Khodataev employed cutout stop motion technique combing photographic and hand drawn backgrounds. He was one of the first Soviet animation directors who helped to establish this industry and produced over a dozen animated propaganda films until the mid 1930s when he switched to painting and sculpting.
Interplanetary Revolution (Межпланетная революция, 1924)
Silent, with English subtitles


Nikolai Gogol (1809-1852) is one of the most influential Russian writers. Several of his short stories were adopted for animation. Particularly appealing for the Soviet animators were Gogol’s early stories influenced by Romantic-era interest in nationhood and folklore and inspired by the Ukrainian legends and customs (Gogol was born in Poltava province, in what now is Ukraine). There are about 10 Soviet/Russian animated shorts based on Gogol. The Nose is a one of the Petersburg stories (that include famous The Overcoat). The story consists of three parts; in first a barber finds a nose in his bread and tries to get rid of it.
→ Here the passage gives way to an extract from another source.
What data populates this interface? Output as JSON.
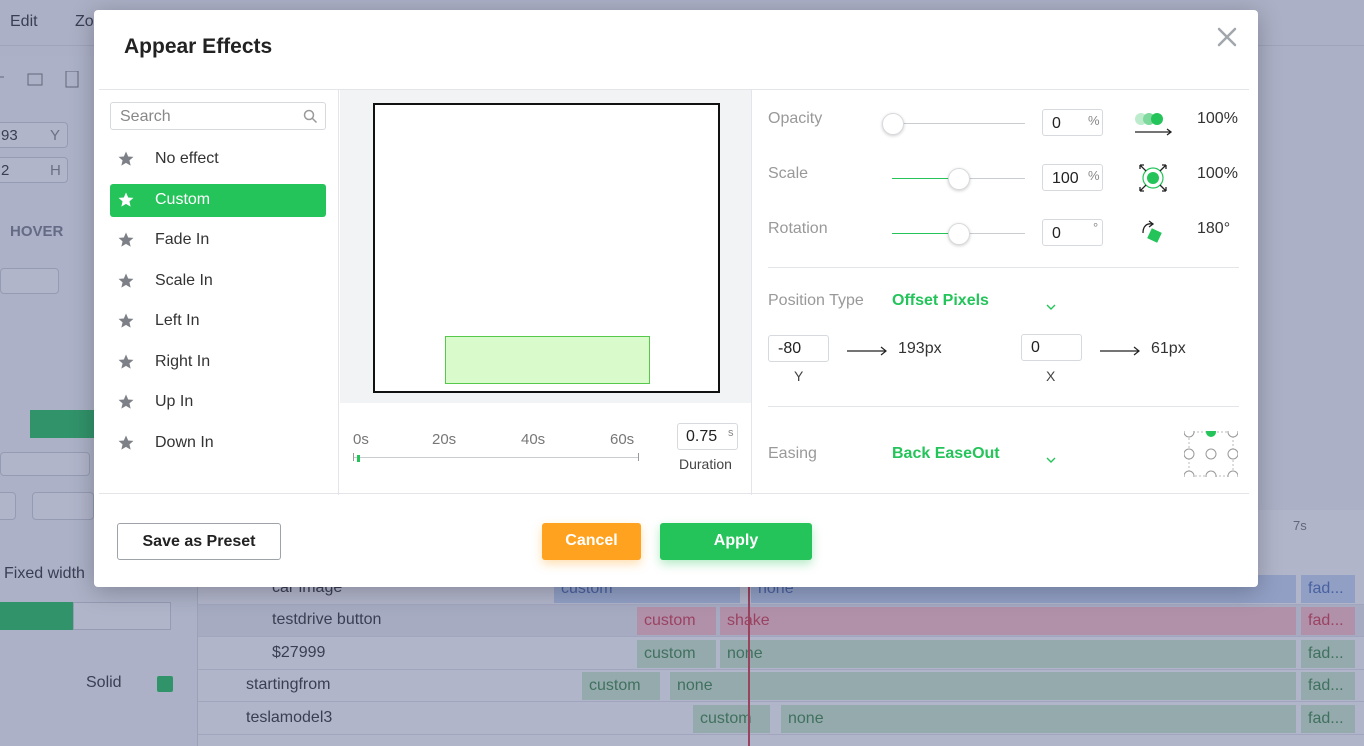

Second part is about the Major Kovalev who finds “only a flat patch on his face where the nose should have been”. Kovalev goes to a newspaper office and police trying to locate his nose. He meets the Nose, who is now a high-rank official in the Kazan cathedral. At the end a policeman returns Kovalev his nose, but if fails to stick back. In the third part, Kovalev wakes up and excitedly finds his nose in its proper place. The Nose is one of most grotesque and unique masterpieces of the Russian literature.